Specifically, I love working with pattern matching, OTP, and the functional nature of both languages. Thanks Erlang (and Elixir) guys!
How not to love some of these features!
[first, second | remaining_of_people] = list_of_people
greeting = fn
%{name: name} -> "Hello, #{name}!"
%{} -> "Hello, Anonymous Stranger!"
endI'm not trying to be inflammatory here. As per many resources such as "Phoenix in Action" deployment is still a major culprit. And Dockyard themselves (one of the major Elixir shops, where McCord works actually) have a full time guy on the payroll to try to solve the problem of runtime configuration.
It just sucks, because these are 2 major concerns of any production-ready stack.
My first application was deployed to Heroku and it just worked. For AWS, we had to do some research but once we got Distillery running, everything worked without major concerns. And Distillery uses Erlang releases which have been around for decades so we can rely on its stability.
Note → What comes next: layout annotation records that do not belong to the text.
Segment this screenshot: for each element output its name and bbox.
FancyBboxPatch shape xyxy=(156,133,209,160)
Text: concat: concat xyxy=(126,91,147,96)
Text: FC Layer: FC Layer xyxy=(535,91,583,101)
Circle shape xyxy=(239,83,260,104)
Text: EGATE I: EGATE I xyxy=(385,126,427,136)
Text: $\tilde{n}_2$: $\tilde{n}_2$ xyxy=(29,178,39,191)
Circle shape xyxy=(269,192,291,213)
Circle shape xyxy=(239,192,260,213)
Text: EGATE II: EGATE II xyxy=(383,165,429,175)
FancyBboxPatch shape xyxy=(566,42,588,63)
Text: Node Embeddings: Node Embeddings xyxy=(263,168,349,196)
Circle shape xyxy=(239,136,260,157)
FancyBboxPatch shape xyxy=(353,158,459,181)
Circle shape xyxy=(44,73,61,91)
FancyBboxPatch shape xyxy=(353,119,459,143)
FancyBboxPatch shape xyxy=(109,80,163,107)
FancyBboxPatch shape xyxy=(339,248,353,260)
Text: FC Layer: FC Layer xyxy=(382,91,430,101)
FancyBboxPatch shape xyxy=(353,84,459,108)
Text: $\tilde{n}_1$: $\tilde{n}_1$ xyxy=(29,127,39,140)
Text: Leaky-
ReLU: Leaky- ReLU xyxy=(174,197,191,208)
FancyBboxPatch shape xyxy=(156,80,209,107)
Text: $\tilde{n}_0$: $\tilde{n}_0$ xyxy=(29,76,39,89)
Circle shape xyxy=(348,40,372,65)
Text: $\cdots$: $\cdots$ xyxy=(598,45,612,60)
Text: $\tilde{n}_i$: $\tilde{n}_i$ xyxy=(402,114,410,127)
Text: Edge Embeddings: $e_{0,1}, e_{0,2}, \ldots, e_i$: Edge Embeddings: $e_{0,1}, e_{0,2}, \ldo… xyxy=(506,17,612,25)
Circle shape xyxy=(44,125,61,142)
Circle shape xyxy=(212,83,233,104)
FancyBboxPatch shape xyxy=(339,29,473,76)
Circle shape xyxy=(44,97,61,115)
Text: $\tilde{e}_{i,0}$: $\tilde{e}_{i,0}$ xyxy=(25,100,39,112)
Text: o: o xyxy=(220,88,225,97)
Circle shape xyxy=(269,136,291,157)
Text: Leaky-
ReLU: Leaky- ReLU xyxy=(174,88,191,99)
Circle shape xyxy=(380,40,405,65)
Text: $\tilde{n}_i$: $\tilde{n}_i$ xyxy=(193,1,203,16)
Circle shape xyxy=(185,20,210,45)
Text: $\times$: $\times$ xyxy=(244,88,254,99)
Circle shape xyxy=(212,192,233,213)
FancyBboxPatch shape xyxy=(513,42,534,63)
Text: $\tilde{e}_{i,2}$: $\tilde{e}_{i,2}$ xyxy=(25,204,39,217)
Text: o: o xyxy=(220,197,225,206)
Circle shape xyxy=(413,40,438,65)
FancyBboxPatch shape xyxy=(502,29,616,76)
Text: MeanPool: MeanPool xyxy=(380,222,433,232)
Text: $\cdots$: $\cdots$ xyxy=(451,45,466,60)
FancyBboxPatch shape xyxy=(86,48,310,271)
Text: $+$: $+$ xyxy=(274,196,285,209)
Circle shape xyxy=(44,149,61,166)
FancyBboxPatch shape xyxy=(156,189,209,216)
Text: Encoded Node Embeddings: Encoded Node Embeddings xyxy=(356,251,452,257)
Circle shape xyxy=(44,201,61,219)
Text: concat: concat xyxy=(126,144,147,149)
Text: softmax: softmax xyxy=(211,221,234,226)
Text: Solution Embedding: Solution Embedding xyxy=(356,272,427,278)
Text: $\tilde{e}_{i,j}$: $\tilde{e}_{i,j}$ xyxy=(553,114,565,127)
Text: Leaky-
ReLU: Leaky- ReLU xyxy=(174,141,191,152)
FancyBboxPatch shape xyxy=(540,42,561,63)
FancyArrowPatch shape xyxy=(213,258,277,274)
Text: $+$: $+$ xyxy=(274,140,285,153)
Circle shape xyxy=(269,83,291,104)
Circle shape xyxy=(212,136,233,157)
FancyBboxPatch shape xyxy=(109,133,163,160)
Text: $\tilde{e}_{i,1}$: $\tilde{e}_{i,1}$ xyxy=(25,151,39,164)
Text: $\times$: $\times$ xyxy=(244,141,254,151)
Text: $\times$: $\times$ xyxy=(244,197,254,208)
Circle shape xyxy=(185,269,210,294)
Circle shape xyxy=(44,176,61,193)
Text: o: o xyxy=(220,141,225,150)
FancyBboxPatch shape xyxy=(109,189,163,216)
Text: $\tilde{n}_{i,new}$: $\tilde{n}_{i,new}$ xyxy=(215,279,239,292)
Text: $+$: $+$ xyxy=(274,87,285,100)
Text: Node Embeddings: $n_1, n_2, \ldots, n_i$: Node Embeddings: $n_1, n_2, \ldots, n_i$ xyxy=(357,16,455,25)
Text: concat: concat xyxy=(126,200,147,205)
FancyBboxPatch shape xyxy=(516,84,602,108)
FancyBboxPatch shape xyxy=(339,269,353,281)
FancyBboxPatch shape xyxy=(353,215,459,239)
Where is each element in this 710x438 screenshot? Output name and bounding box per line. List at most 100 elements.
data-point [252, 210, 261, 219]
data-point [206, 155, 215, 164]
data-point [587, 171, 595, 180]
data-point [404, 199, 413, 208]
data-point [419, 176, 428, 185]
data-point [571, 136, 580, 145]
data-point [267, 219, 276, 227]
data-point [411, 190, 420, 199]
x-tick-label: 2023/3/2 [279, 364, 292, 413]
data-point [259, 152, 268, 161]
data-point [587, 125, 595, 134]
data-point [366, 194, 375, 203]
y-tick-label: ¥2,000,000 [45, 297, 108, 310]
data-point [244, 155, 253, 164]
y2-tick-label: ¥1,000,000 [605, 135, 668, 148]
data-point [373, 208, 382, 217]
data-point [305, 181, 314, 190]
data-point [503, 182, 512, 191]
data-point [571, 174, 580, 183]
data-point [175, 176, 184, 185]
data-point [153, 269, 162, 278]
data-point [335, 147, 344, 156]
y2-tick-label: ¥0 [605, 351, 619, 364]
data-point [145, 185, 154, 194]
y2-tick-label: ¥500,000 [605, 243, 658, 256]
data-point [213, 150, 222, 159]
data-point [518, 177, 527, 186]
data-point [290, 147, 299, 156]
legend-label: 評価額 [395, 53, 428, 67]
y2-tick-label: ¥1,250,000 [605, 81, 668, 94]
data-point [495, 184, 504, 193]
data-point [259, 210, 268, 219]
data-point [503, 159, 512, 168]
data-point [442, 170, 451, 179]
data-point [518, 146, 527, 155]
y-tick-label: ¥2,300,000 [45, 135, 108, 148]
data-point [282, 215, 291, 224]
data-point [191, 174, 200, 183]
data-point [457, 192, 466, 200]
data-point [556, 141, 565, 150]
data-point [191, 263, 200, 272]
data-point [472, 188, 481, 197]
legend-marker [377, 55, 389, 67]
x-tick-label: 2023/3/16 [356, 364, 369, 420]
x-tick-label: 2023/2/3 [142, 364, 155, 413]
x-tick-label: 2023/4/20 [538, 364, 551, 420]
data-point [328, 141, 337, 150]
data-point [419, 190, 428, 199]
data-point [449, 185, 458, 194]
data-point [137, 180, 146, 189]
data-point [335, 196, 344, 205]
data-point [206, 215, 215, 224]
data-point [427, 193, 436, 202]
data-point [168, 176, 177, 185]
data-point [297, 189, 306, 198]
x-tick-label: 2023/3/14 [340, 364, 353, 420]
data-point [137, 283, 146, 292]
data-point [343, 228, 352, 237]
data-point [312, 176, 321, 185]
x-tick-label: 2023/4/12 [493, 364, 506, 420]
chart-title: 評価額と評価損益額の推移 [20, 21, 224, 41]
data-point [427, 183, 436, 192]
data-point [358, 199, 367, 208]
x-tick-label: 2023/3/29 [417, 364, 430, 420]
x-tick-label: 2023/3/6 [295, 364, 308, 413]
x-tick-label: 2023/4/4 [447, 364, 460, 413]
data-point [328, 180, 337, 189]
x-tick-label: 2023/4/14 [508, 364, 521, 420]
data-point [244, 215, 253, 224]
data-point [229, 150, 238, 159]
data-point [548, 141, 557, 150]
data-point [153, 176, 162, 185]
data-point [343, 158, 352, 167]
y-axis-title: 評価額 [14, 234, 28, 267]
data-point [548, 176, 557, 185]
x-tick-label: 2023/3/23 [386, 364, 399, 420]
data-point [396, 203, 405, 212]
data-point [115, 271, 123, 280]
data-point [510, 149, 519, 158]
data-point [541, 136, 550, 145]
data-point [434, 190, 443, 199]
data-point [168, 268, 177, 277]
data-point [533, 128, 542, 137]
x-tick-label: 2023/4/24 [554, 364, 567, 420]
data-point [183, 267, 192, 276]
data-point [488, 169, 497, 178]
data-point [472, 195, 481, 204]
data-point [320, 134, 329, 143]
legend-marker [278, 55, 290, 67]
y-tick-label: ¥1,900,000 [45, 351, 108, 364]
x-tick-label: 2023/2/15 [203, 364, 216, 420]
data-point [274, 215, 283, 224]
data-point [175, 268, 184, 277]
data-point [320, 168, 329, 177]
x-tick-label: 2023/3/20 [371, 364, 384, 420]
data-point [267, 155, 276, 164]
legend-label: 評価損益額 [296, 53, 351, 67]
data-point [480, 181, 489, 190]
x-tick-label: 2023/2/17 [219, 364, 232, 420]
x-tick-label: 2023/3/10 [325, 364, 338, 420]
Btw, runtime configuration works like a breeze in Distillery 2.0, which is the result of Paul’s amazing work at Dockyard (among other things).
OTP does provide the application construct which is supposed to provide some amount of configuration and start/stop/update support; although my team doesn't use the update support, we just push code and hotload it or stop and start beam depending on the changes.
[1] of course, you can hotload code in most languages if you try hard enough, I've done it in C and almost did it in perl; as long as you can load code and get a function pointer at runtime, you should be able to make it work.
Erlang has certainly been used in production, not only Whatsapp but also have a lot of production systems in telecom where requirements on up-times etc are pretty high.
If you mean that there are no ready made off-the-shelf standard way to handle runtime configuration and deployment I guess it is because the big telcom products usually roll their own per product so it haven't made it into the OTP backlog.
So much of the work that Jose and Chris put into Elixir and Phoenix is striking the balance between what’s possible and what the onboarding experience looks like for new users.
So if you are running your own infrastructure on bare metal, application development in erlang/elixir lets you better take advantage of the operations staff that you already have because running that infrastructure is much less complicated than the alternatives.
The downside to having all of these things in services on the network and outside of the runtime is latency. Imagine a runtime where everything is a message, everything goes into inboxes/queues but passing many of those messages is zero-copy, doesn't hit a network interface, and going from the calling code to the called code isn't even a OS level context switch -- so the message is written to and read from a core/thread's local cache lines.